Nutricionistas preocupados com efeito dos confinamentos

25 outubro 2021

A coordenadora da Unidade de Nutrição do Hospital de Ponta Delgada, Rita Carvalho, considera que há motivos de preocupação quanto aos efeitos dos confinamentos determinados pela situação pandémica, no peso infantil.

“A sensação de quem, como nós, trabalha com obesidade infantil, e que tem consultas com crianças obesas é que este confinamento foi muito prejudicial”, afirma a nutricionista do Hospital Divino Espírito Santo. “Estamos muito preocupados”, admite.

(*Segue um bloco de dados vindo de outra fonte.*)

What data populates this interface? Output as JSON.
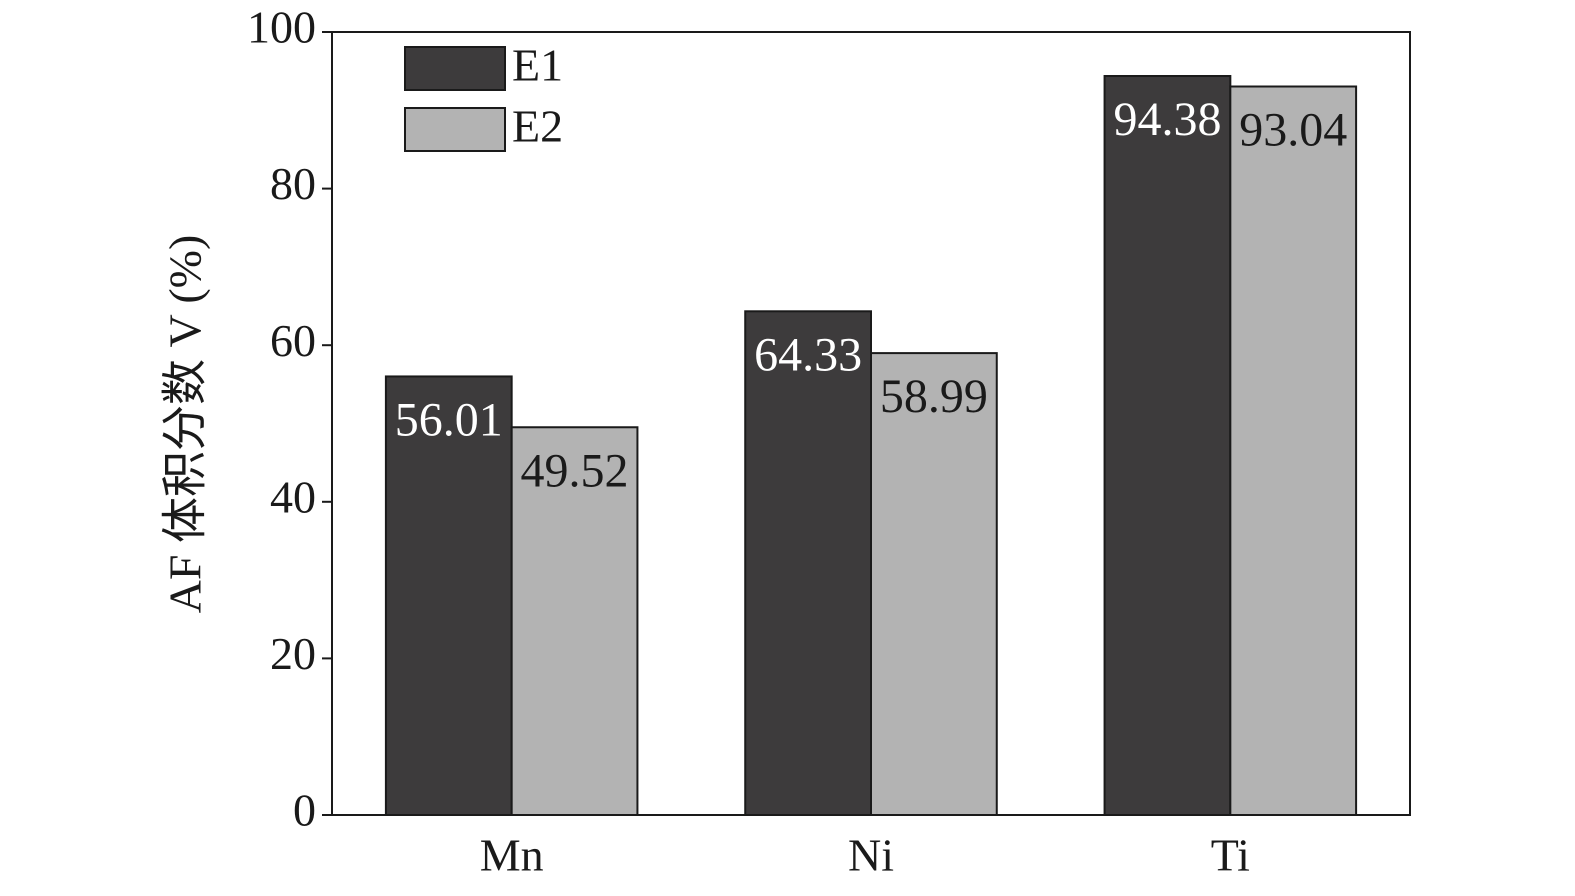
{
  "chart_data": {
    "type": "bar",
    "ylabel": "AF 体积分数 V (%)",
    "categories": [
      "Mn",
      "Ni",
      "Ti"
    ],
    "series": [
      {
        "name": "E1",
        "color": "#3d3b3c",
        "values": [
          56.01,
          64.33,
          94.38
        ]
      },
      {
        "name": "E2",
        "color": "#b3b3b3",
        "values": [
          49.52,
          58.99,
          93.04
        ]
      }
    ],
    "ylim": [
      0,
      100
    ],
    "yticks": [
      0,
      20,
      40,
      60,
      80,
      100
    ],
    "legend": "upper left"
  }
}
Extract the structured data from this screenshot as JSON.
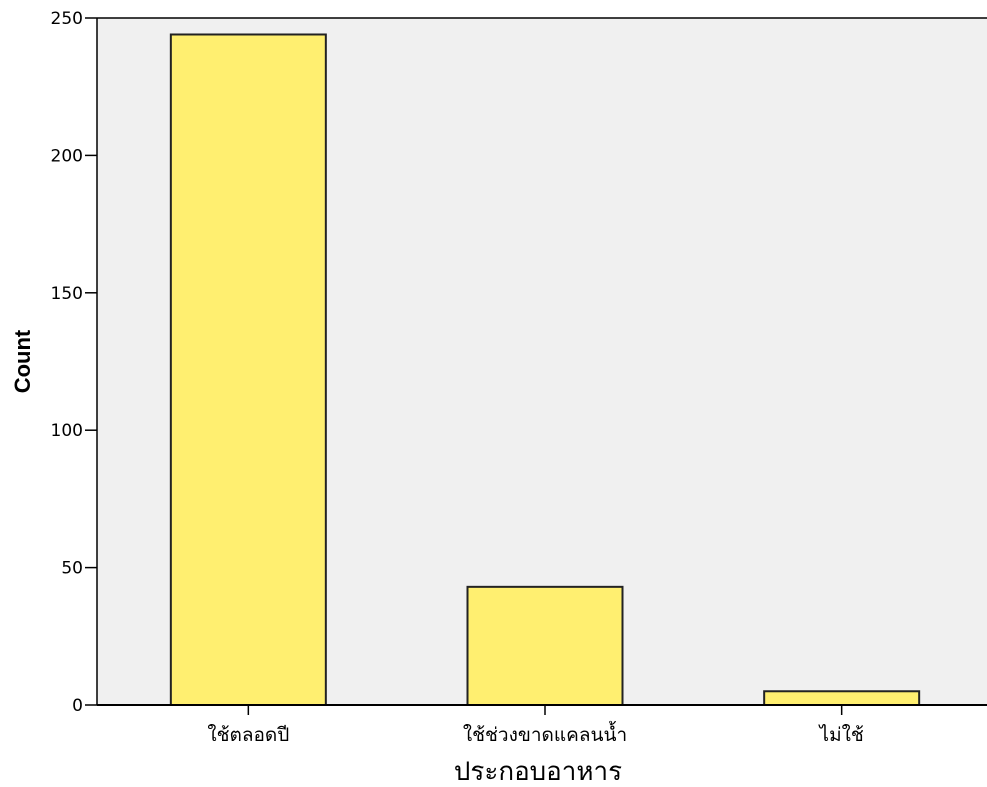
{
  "chart_data": {
    "type": "bar",
    "title": "",
    "xlabel": "ประกอบอาหาร",
    "ylabel": "Count",
    "categories": [
      "ใช้ตลอดปี",
      "ใช้ช่วงขาดแคลนน้ำ",
      "ไม่ใช้"
    ],
    "values": [
      244,
      43,
      5
    ],
    "ylim": [
      0,
      250
    ],
    "yticks": [
      0,
      50,
      100,
      150,
      200,
      250
    ],
    "grid": false,
    "legend": "none",
    "colors": {
      "bar_fill": "#ffef70",
      "bar_stroke": "#222222",
      "plot_background": "#f0f0f0",
      "axis": "#000000"
    }
  }
}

Segundo Rita Carvalho, a próxima edição do COSI Portugal, sistema de vigilância nutricional infantil integrado no estudo Childhood Obesity Surveillance Initiative da OMS Europa, coordenado pelo Instituto Nacional de Saúde Doutor Ricardo Jorge (INSA), está já a ser preparado, de modo a que a recolhas de indicadores se faça na próximas primavera. E, desta vez o estudo “vai ser associado a um estudo que vai avaliar qual foi o impacto da pandemia de Covid nos comportamentos das crianças”, adianta.

A coordenadora da Unidade de Nutrição do HDES afirma que “tudo indica que os resultados vão piorar”, “a menos que nos seis meses que temos pela frente, as crianças percam peso”.

“O nosso cenário sensitivo é que, enquanto os adultos se conseguiram controlar, perceberam o impacto que podia ter e acautelaram-se, relativamente às crianças não tenho a mesma sensação, muito pelo contrário. Quando começámos, no verão de 2020, a ter consultas presenciais, verificámos que todas as crianças que estavam marcadas para aquele dia, todas, tinham aumentado de peso”, adianta Rita Carvalho.

A nutricionista lembra que “as avaliações que foram feitas pela Direção-Geral da Saúde, e nas quais os Açores participaram com uma pequena amostra, sobre a modificação dos hábitos alimentares durante a pandemia, mostraram que, por um lado, comeu-se mais fruta, mas os consumos de vegetais diminuíram e os dos snacks aumentaram”. “Isto, associado a uma redução da atividade física, leva-nos a que só possamos esperar que o problema seja agravado”, salienta.

Segundo o COSI 2019, nos Açores, 35,9% das crianças entre os 6 e os 8 anos apresentam peso a mais, ou seja há 18% em pré-obesidade e 17,9% sofre já de obesidade. Com estes indicadores, os Açores estão entre as regiões que apresentam uma prevalência de excesso de peso infantil acima da nacional, isto apesar de, na última década, se ter verificado uma redução de cerca de 10 pontos percentuais na prevalência do excesso de peso entre as crianças açorianas.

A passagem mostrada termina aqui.